Categoria: Economia e industria in Lombardia    Data di pubblicazione: 22 luglio 2026

In sintesi

La manifattura lombarda chiude il primo trimestre 2026 con una crescita modesta ma positiva: produzione industriale +0,5% rispetto al trimestre precedente, fatturato +0,6%. Bergamo e Brescia guidano ancora la classifica delle province manifatturiere, ma il clima di fiducia degli imprenditori e in calo.

I fatti

I dati del primo trimestre 2026 confermano una Lombardia manifatturiera ancora in movimento, ma con passo piu cauto rispetto al 2025. La produzione industriale e cresciuta dello 0,5% rispetto al trimestre precedente, mentre il fatturato ha segnato un +0,6%. Gli ordini interni hanno registrato il miglior risultato con +1,3%, mentre quelli esteri sono rimasti sostanzialmente stabili (+0,3%).

Bergamo e Brescia si confermano le due province piu dinamiche della regione, ma entrambe mostrano un rallentamento rispetto ai trimestri precedenti. A pesare sono soprattutto l’aumento dei prezzi delle materie prime (+3,7% nell’industria, +6,1% nell’artigianato rispetto al trimestre precedente) e il persistere di costi energetici elevati, segnalati come criticita principale da Giuseppe Pasini, presidente di Confindustria Brescia.

Il mercato del lavoro tiene: il saldo tra entrate e uscite e tornato positivo nel settore industriale (+0,4%), mentre nell’artigianato ha raggiunto +0,8%. Un segnale che, nonostante le incertezze, le imprese continuano a investire sul capitale umano.
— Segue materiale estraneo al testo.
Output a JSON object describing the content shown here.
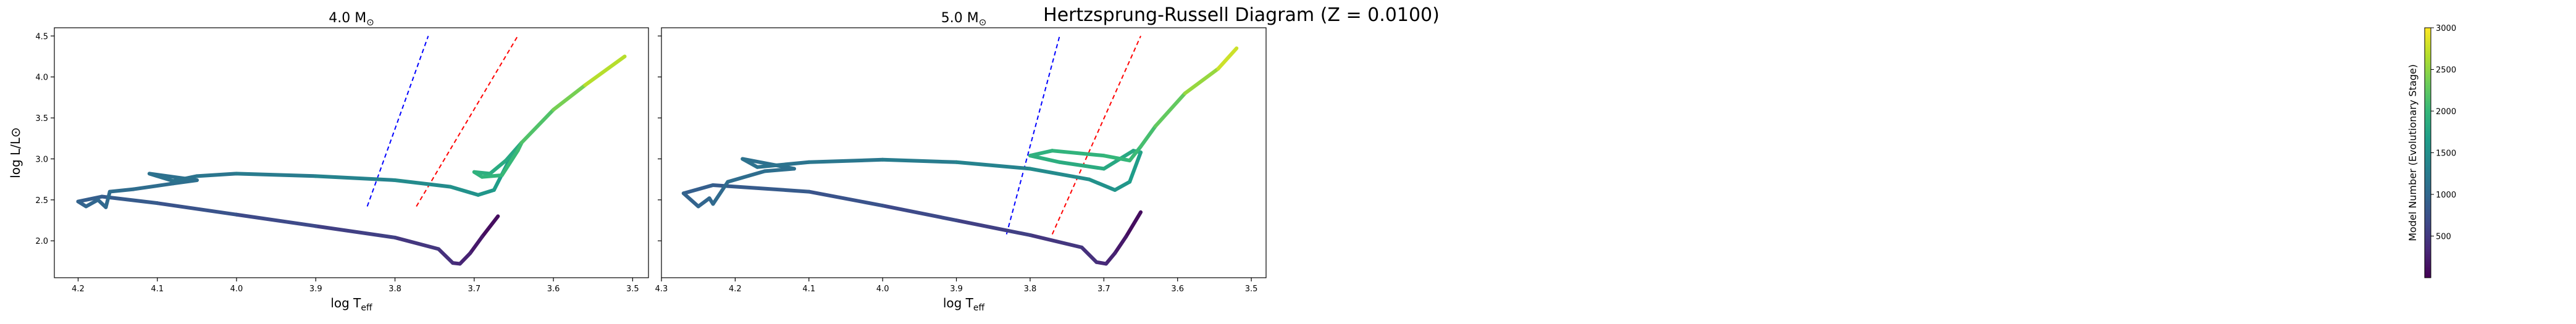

Le aspettative degli imprenditori per i prossimi mesi sono tuttavia in calo: la componente forward-looking degli indici di fiducia segnala maggiore prudenza, in particolare nei settori esposti ai mercati internazionali e alle oscillazioni delle valute.

Fonte: Gazzetta della Lombardia, “Industria, Bergamo e Brescia rallentano ma restano trainanti nel 2026”, luglio 2026.

Cosa significa

Per un’azienda manifatturiera lombarda con 50-300 dipendenti, il contesto attuale richiede attenzione su due fronti simultanei: il controllo dei costi (materie prime ed energia in aumento) e la diversificazione del portafoglio clienti. Chi dipende ancora da pochi grandi clienti o da un unico mercato di sbocco e piu esposto alle turbolenze in corso.

Il segnale positivo sugli ordini interni e un’opportunita: il mercato domestico puo essere una leva strategica da presidiare meglio, soprattutto per le aziende che negli ultimi anni hanno concentrato gli sforzi commerciali sull’export.

Conclusioni

La Lombardia manifatturiera regge, ma il margine di errore si riduce. L’imprenditore che nel secondo semestre 2026 vuole mantenere la rotta deve agire con concretezza: rivedere la struttura dei costi, rafforzare le relazioni commerciali esistenti e attivare nuovi canali di acquisizione clienti.